Post  Administrator Wed Sep 14, 2011 9:09 am

General Motors is scheduling several non-production days this month at two of its European plants to avoid building up excess inventory if the eurozone debt crisis begins to hit car sales.

Nick Reilly, who heads GM in Europe, said that the US carmaker had scheduled three non-working days at its plant in Gliwithanskce, Poland and “four or five” at its factory in Zaragoza, Spain.


The US carmaker’s European Opel and Vauxhall brands have been reporting rising sales and market share this year, and many of its European plants have been working overtime. Mr Reilly said that GM’s order book in Europe was up for September.

However, he said, GM was “being very careful about our production” because of the crisis in the eurozone, which it and other automakers fear could hit their sales later this year.

“We are erring on the side of being short on inventory rather than long”, GM’s European boss told reporters at the Frankfurt auto show.

Earlier this week Philippe Varin, boss of PSA Peugeot Citroën, told the Financial Times that France’s largest automaker was cutting production of some of its smaller cars in order to ensure that it met its target of having no more than 60 days’ inventory on hand at year-end. Peugeot might need to make job cuts later this year to match its lower production, Mr Varin said.

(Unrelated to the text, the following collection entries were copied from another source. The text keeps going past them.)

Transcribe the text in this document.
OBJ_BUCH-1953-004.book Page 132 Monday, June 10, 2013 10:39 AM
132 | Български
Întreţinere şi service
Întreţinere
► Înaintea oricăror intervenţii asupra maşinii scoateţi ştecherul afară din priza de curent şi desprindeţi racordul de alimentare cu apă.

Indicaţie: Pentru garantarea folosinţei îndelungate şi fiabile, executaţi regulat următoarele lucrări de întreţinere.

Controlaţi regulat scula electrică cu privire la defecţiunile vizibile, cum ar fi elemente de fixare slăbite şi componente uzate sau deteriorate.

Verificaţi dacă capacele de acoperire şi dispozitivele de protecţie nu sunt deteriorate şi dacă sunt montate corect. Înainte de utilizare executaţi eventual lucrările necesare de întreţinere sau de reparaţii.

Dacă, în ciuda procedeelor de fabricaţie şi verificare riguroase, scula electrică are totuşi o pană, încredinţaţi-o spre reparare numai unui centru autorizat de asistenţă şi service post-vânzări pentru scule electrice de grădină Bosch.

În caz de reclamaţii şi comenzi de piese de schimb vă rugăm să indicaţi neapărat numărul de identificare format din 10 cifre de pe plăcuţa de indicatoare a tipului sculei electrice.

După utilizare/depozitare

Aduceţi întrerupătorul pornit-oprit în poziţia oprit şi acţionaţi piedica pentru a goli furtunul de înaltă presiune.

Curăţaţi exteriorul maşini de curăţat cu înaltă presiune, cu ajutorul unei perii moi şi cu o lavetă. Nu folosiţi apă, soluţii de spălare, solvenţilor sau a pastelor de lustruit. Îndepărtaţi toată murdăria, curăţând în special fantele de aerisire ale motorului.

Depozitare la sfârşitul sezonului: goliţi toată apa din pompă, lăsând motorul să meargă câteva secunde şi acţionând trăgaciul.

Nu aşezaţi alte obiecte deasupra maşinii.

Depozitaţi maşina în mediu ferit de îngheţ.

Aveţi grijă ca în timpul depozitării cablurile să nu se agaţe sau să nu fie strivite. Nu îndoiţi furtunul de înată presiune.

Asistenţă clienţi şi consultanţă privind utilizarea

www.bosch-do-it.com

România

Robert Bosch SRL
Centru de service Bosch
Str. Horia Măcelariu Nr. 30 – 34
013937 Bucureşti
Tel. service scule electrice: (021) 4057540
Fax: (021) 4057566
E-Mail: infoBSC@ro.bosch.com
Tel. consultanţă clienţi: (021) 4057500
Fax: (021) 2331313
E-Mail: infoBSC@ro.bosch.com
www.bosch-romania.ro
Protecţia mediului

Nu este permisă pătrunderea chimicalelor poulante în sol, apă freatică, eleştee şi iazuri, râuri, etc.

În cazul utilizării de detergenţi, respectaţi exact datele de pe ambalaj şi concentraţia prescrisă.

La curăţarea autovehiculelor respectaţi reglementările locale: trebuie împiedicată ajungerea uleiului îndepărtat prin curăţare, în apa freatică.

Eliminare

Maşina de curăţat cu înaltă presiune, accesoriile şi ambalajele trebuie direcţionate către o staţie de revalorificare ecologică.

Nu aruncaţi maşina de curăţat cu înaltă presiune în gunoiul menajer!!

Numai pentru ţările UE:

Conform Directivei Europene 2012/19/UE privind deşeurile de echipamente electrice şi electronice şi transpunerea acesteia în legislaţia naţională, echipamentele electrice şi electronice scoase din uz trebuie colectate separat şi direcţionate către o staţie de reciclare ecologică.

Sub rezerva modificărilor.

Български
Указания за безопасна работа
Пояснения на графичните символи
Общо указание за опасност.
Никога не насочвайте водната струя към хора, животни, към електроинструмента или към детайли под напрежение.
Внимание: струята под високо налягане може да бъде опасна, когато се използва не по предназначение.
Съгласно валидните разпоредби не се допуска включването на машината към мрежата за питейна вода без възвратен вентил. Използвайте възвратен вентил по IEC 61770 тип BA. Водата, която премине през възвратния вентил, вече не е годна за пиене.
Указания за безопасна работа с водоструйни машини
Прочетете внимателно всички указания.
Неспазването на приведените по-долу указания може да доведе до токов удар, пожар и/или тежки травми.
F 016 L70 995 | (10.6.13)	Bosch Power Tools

Carmakers still have bad memories of the deep drop in car sales that followed the collapse of Lehman Brothers in 2008, which saddled many of them with unsold vehicles on dealers’ lots, which they then had to discount. Three years later, the industry is responding more quickly to early signs of a slowdown.

Most carmakers are now also running leaner operations better equipped to withstand a sales shock. Mr Varin said that Peugeot had €11bn of cash, liquid assets, and credit facilities on hand.

Among other big carmakers, Didier Leroy, Toyota’s European boss said that the Japanese carmaker had for now no plans to cut production, in part because it has been operating at very low stock levels since last March’s earthquake.

“However, we will carefully monitor what will happen now, and specifically now in September-October” Mr Leroy told the Financial Times. “We really believe September-October will be a key indicator of what will be the trend for the coming months, and probably the year 2012”.

Toyota’s European chief executive said that Toyota in July had drawn up three scenarios for the car market this year, including its original forecast and a drop as big as the one that followed the banking crisis in 2008. The company had settled on a third scenario between the two, he said.